The call proceeds as scheduled. We have the regular animal or child interruptions, the colleagues who cannot understand how to mute their microphones or hold their faces in frame. The call ends and I toggle over to my email.
“First, we take care of ourselves. Then, we take care of each other. Third, we take care of business.” This is what our CEO writes on one of our first days in lockdown. I do not believe it for a second. At least, I do not believe that is the order of importance. Business still comes first. I field calls from my manager about the budget and my priorities, and from my sales representatives to lament their dismal numbers. I’m still asked to meet all of my objectives, in addition to all the COVID-related tasks that have been created. Business is still at the top of everyone’s minds.

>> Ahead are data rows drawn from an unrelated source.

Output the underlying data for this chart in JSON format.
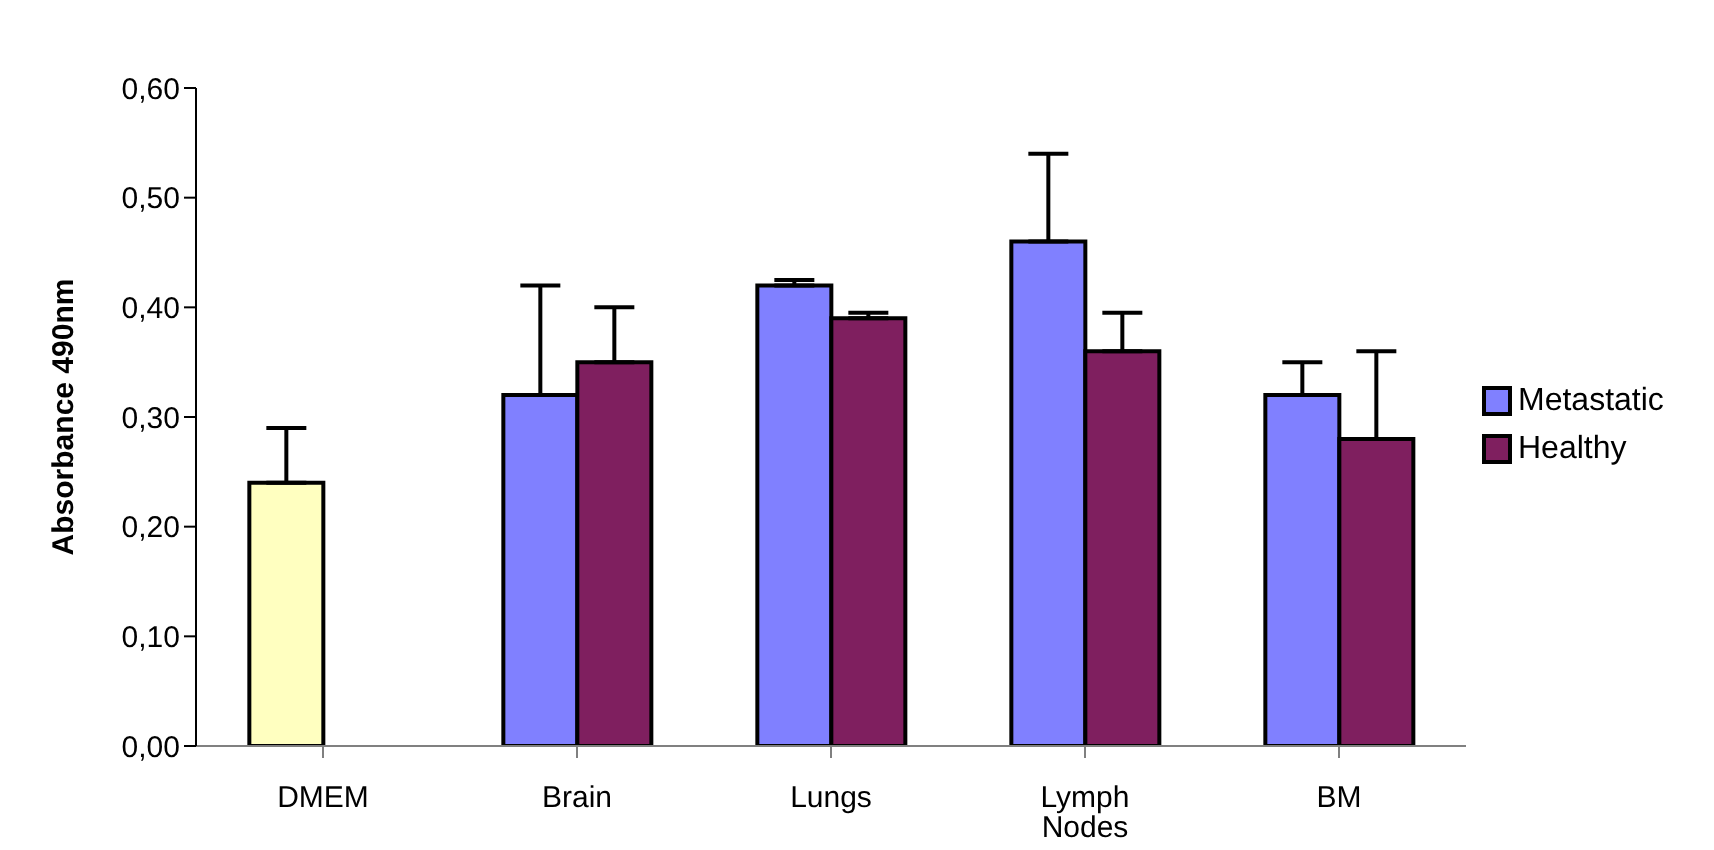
{
  "chart_data": {
    "type": "bar",
    "ylabel": "Absorbance 490nm",
    "categories": [
      "DMEM",
      "Brain",
      "Lungs",
      "Lymph Nodes",
      "BM"
    ],
    "series": [
      {
        "name": "Metastatic",
        "color": "#8080ff",
        "colors": [
          "#ffffc0",
          "#8080ff",
          "#8080ff",
          "#8080ff",
          "#8080ff"
        ],
        "values": [
          0.24,
          0.32,
          0.42,
          0.46,
          0.32
        ],
        "errors": [
          [
            0.24,
            0.29
          ],
          [
            0.32,
            0.42
          ],
          [
            0.42,
            0.425
          ],
          [
            0.46,
            0.54
          ],
          [
            0.32,
            0.35
          ]
        ]
      },
      {
        "name": "Healthy",
        "color": "#7f1f5f",
        "values": [
          0,
          0.35,
          0.39,
          0.36,
          0.28
        ],
        "errors": [
          null,
          [
            0.35,
            0.4
          ],
          [
            0.39,
            0.395
          ],
          [
            0.36,
            0.395
          ],
          [
            0.28,
            0.36
          ]
        ]
      }
    ],
    "ylim": [
      0,
      0.6
    ],
    "yticks": [
      {
        "value": 0,
        "label": "0,00"
      },
      {
        "value": 0.1,
        "label": "0,10"
      },
      {
        "value": 0.2,
        "label": "0,20"
      },
      {
        "value": 0.3,
        "label": "0,30"
      },
      {
        "value": 0.4,
        "label": "0,40"
      },
      {
        "value": 0.5,
        "label": "0,50"
      },
      {
        "value": 0.6,
        "label": "0,60"
      }
    ],
    "grid": false,
    "legend": "right"
  }
}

But we are taking care of each other — us field employees, anyway. There are not many people who spend as much time alone at home and on the road as we do, and understand the toll it takes on our psyches, our families and our relationships. An essential part of who we are has been taken away from us in this lockdown, and we are leaning on each other. These are some of my strongest bonds these days.
Lastly, I am allowed to take care of myself. But not too much, never a noticeable amount. My boss tells me he thinks some of the sales representatives are using this time like a vacation instead of finding solutions to continue “business as usual.” I guess if someone cannot even be bothered to feign productivity during a global crisis, what good are they? I guess we’re allowed to take care of our mental health, as long as we don’t miss our video calls.
He tells me that he thinks a lot of them will be gone before the year is out. Our team was due for a culling, he reasons, and COVID has only made that more apparent.
If I take time away from my desk during the 9-to-5 workday, I make sure anyone who notices me missing sees me working after hours in the following days. I’ll send emails after dinner, or make sure to mention my 6 p.m. phone call with a customer on the next day’s video call. I think my position is fairly secure, but who really knows anymore? The sword of Damocles is constantly swaying to and fro; as I click Join on my next call, I wonder if everyone else sees it too.
Kate Allen is a remote medical associate working for a large pharmaceutical company out of Toronto, Canada. She has a Ph.D in microbiology and immunology, specialising in virology. Kate Allen is not her real name.